Ultimately, you run git commit, and at this time Git packages up whatever is in its index right then and that's the snapshot for the new commit. Everything you do with your working tree is irrelevant unless you invoke git add or git rm or some similar Git command to make Git update its index. At the time you do run git commit, Git takes a snapshot of the staged files, carefully arranged in its index / staging-area to make the prettiest picture you can construct. So that's why you can call it the staging area.

³That is, suppose you check out a commit and it has a file named path/to/file. You remove that file from your working tree, but not from Git's index. Then you run git add path/to/file. Git sees that there's a copy in its index, but that the working-tree copy is gone. The git add command takes that to mean remove the index copy to match. I find this weird, almost even spooky, myself and never use it on purpose; I prefer to run git rm instead.

A brief note on `git status`: use it often

The git status command:

prints out the name of the current branch: on branch main or whatever;
checks to see if the current branch has an upstream, and if so, will tell you about being ahead and/or behind (we won't cover this at all here); and then
runs two git diff operations.

The git diff operation compares two snapshots. You can use it on any two commits, and it will tell you what's different in those two commits. But you can also use it on Git's index / staging-area, and on your working tree, and that's how git status tells you about changes staged for commit and changes not staged for commit.

When you compare two actual, existing commits—such as G and H in our diagrams above—Git extracts both snapshots and looks to see which files are exactly the same and hence de-duplicated, and which ones are different. The exactly-the-same, de-duplicated files are boring and it doesn't mention those at all! It only mentions the files that don't match.

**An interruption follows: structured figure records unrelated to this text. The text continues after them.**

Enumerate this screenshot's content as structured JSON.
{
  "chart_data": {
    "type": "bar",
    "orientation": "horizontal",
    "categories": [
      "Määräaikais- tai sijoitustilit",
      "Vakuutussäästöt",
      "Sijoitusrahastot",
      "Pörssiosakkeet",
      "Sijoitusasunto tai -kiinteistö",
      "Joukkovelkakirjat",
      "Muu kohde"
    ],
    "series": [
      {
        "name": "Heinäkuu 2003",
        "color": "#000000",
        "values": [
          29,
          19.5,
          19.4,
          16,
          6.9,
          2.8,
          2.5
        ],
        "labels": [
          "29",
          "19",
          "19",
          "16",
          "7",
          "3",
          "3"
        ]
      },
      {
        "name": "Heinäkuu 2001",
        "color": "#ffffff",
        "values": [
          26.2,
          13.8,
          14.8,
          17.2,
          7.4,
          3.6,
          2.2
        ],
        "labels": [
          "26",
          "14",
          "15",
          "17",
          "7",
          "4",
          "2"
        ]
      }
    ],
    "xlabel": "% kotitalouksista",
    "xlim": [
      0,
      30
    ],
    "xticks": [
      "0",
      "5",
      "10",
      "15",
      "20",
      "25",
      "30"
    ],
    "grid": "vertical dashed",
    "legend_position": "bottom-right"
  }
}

When using a full git diff, Git plays a game of Spot the Difference for each doesn't-quite-match pair of files, and prints out a recipe for changing the old or left-hand-side version of the file into the new or right-hand-side version. But you can ask it to just say which files and whether they're modified, or newly added or deleted.

The git status command uses this faster mode—the "just tell me which files are changed" mode—to compare the current commit and the proposed new snapshot. For each file that's changed (or new or deleted), git status tells you that file's name and says that it is staged for commit. It says nothing at all for files that match: those are boring!

Then, having printed out this list, git status does a second fast-mode diff to compare each index file to each working tree file. Here, for each file that's different, git status lists them out again, this time putting them under the not staged for commit section.

Note that it's possible to "stage a change" and then change the same file again:

$ git switch main
$ echo more data >> existing-file
$ git add existing-file
$ echo another change >> existing-file

Now all three copies are different, so git status will list existing-file as both staged for commit and not staged for commit. That's not how most people do most of their work most of the time, but if you get to advanced Git-ing, you can use git add -p to set this kind of thing up on purpose.

There's one last thing to touch on here, and that's the untracked files. Again, I'm going to omit all of the important details, but there is a simple definition here for "untracked file": An untracked file is a file that exists in your working tree right now but does not exist in Git's index right now. That's all it is. Since you can change what's in Git's index, you can change whether some file is tracked or untracked—but remember, switching from one commit to another commit also changes what's in Git's index, by filling in Git's index from the commit to which you're switching.

This omits all kinds of special cases (see, e.g., Checkout another branch when there are uncommitted changes on the current branch), but it's plenty to start with.